O melancólico lança um certo olhar sobre o mundo. Vê por baixo e pelo avesso o que está escondido. Percebe o desencanto por trás da piada e da ironia, o choro que produz o riso. Há, sim, no melancólico, certa familiaridade com o absurdo, pois não há melancolia expressa sem auto-referência, um certo senso de cumplicidade com a dor e com o sofrimento. Nisto está sua fragilidade e sua força. O olhar melancólico implica alguma conformação com o estado das coisas, mas permite o pulsar da vida. E é na expressão de sua tristeza que encontra alívio, beleza e redenção.

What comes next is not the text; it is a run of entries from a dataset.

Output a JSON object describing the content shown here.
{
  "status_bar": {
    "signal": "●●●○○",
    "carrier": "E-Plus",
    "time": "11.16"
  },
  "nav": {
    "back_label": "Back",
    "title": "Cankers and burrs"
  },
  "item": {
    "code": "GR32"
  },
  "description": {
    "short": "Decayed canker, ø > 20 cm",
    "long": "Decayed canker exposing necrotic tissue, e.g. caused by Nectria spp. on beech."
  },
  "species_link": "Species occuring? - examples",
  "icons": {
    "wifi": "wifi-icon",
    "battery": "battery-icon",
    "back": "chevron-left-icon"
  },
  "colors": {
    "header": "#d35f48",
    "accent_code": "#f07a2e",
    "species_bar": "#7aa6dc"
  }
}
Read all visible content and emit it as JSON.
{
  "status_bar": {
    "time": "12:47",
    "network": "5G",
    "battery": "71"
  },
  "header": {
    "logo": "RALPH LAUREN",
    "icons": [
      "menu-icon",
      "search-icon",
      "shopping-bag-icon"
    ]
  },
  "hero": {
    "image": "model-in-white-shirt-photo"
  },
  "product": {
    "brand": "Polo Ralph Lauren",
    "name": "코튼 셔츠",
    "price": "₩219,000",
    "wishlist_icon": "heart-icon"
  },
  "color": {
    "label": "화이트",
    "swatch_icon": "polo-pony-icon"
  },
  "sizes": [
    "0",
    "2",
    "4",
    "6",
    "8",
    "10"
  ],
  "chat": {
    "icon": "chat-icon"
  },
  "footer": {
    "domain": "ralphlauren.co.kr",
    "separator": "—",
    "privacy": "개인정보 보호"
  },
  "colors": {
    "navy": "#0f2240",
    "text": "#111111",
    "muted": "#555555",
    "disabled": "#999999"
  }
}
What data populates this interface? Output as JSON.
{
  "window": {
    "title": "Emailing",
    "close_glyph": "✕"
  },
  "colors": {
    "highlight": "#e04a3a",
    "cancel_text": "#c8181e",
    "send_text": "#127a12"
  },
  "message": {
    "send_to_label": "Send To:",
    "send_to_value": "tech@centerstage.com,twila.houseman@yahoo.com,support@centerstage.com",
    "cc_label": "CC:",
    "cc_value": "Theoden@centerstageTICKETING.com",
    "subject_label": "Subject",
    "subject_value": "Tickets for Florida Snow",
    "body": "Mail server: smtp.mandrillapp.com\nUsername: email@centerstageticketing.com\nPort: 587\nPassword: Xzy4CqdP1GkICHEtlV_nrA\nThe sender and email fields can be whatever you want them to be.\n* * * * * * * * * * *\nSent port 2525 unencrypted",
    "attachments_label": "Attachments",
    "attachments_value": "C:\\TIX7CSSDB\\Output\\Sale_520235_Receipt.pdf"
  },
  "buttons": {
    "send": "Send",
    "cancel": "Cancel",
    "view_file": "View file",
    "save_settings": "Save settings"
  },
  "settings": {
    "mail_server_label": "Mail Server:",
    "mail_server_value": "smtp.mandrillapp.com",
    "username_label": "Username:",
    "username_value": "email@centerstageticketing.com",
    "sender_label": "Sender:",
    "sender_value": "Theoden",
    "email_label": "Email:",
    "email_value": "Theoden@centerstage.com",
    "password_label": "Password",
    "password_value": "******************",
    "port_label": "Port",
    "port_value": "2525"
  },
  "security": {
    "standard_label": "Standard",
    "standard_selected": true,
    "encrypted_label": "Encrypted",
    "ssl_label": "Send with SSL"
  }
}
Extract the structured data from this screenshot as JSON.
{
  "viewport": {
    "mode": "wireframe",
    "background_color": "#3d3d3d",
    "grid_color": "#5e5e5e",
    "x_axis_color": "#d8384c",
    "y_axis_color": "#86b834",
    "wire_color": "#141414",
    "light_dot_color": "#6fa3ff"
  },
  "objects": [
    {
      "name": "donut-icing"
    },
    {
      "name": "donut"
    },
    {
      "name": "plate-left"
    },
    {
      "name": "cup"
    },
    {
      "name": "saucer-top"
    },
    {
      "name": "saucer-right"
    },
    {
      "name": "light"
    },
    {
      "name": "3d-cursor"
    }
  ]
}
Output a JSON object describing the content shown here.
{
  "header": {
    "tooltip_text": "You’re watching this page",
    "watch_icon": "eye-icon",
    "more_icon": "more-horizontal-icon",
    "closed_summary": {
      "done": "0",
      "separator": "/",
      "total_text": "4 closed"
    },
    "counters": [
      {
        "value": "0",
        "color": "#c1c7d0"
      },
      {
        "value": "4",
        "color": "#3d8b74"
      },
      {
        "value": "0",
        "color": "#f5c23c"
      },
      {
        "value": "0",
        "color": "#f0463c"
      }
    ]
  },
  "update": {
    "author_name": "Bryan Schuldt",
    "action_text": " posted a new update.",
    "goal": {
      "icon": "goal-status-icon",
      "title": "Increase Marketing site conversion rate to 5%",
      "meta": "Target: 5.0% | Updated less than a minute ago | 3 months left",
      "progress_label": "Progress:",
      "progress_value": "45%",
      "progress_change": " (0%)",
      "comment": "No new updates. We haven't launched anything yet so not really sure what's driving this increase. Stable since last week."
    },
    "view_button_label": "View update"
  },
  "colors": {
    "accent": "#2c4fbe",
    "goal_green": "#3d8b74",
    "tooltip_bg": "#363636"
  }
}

Desabafos? Só com desconhecidos.

É inegável que falar de nossas ansiedades e problemas, quase sempre faz bem. Especialmente quando a respiração está difícil e parece haver um boi entre a garganta e o estômago dificultando a passagem do ar, da comida, da vida que anima o corpo. Mas, é indiscutível que é problemático falar com pessoas conhecidas. O envolvimento emocional é desagradável, prejudicial ao outro e, por reflexo, a nós mesmos. Melhor mesmo é falar com desconhecidos. Motoristas de táxi, jornaleiros, o seu Zé da padaria.
Hoje tive um dia difícil. Além do normal. No final da manhã, ainda descubro que por uma fraude, fizeram um débito indevido em minha conta corrente. Quanto trabalho e chateação. Sem almoço por esperar o gerente de banco (que, se minha praga pegar, deve ir – com todos os outros - para o meio do inferno, desculpem), fui tomar um caldo de cana na lanchonete mais próxima ao Banco (por que escrevo esta merda com letra maiúscula?).
O Quiosque Tropicana da Dona Lourdes. Conversamos muito. Contei-lhe tudo que estava acontecendo naquele momento e mais outras coisas que não diria a ninguém (ninguém mesmo). Pude chorar à vontade sabendo que ficaria ali, entre nós duas, e que eu não a prejudicaria por isso. No final, ela nem cobrou o caldo, desejou-me, sinceramente muito boa sorte, que eu fosse com Deus. Revigorada pela cana de açúcar e de fígado desobstruído, fui lá enfrentar o tal gerente, que, é claro, ressarciu-me de todo prejuízo depois de algum enfrentamento. Ufa. Estou cansada. Mas amanhã estarei novamente pronta, para o que vier.

domingo, janeiro 09, 2005

Há que se viver...

Entendo que minha grande motivação como professora, é aprender e ensinar. Sim, adquirir novos conhecimentos é sempre muito estimulante na medida em que podemos transmití-los. Dá uma sensação de dever cumprido, de utilidade na vida. E não há dinheiro no mundo que pague esta satisfação. Lembro-me sempre dos meus pequenos alunos, as crianças do ensino fundamental. Quando tentava explicar-lhes coisas complicadas, traduzir a linguagem, diversificá –la (sim, porque nem todo mundo entende a partir da palavra falada). Foi um exercício muito importante. Ficava olhando bem nos seus olhinhos, no brilho que expressavam quando uma determinada explicação os tocava. Isto é verdadeiramente motivador. Há uma energia de retroalimentação em todo momento de aprendizagem. É revigorante, compensador interiormente. De fato, um processo divino. Mas não é isso que gostaria de dizer. Escrevo aqui, hoje, para enfatizar outra coisa. Gostaria de dizer que as coisas mais importantes, as mais significativas de uma vida, essas, essas não podem ser ensinadas. Há que se vivê-las. Assim, todas as coisas que tenho vivido e aprendido, estas, provavelmente tentarei dizer a alguém (minha filha, talvez). Mas sei que não serei compreendida.

sábado, janeiro 08, 2005

Senhor, dai-me um coração resoluto*
Minha mãe sempre reclamou que era desestimulante oferecer-me presentes na infância. Diante da bicicleta, sorria. Da boneca quase do meu tamanho, agradecia. Ela me perguntava muitas vezes se eu havia gostado e parecia não acreditar quando eu dizia sim, sim, está bem, gostei, está ótimo, não precisava. Não sei porque cargas d’água eu era fiel a uma lógica interna, a que me acompanha desde criança: manter-se serena, no coração e na mente, diante do infortúnio e da felicidade. Mas, hoje, hoje está difícil controlar minha alegria: minha filha chega de viagem. Permitam-me.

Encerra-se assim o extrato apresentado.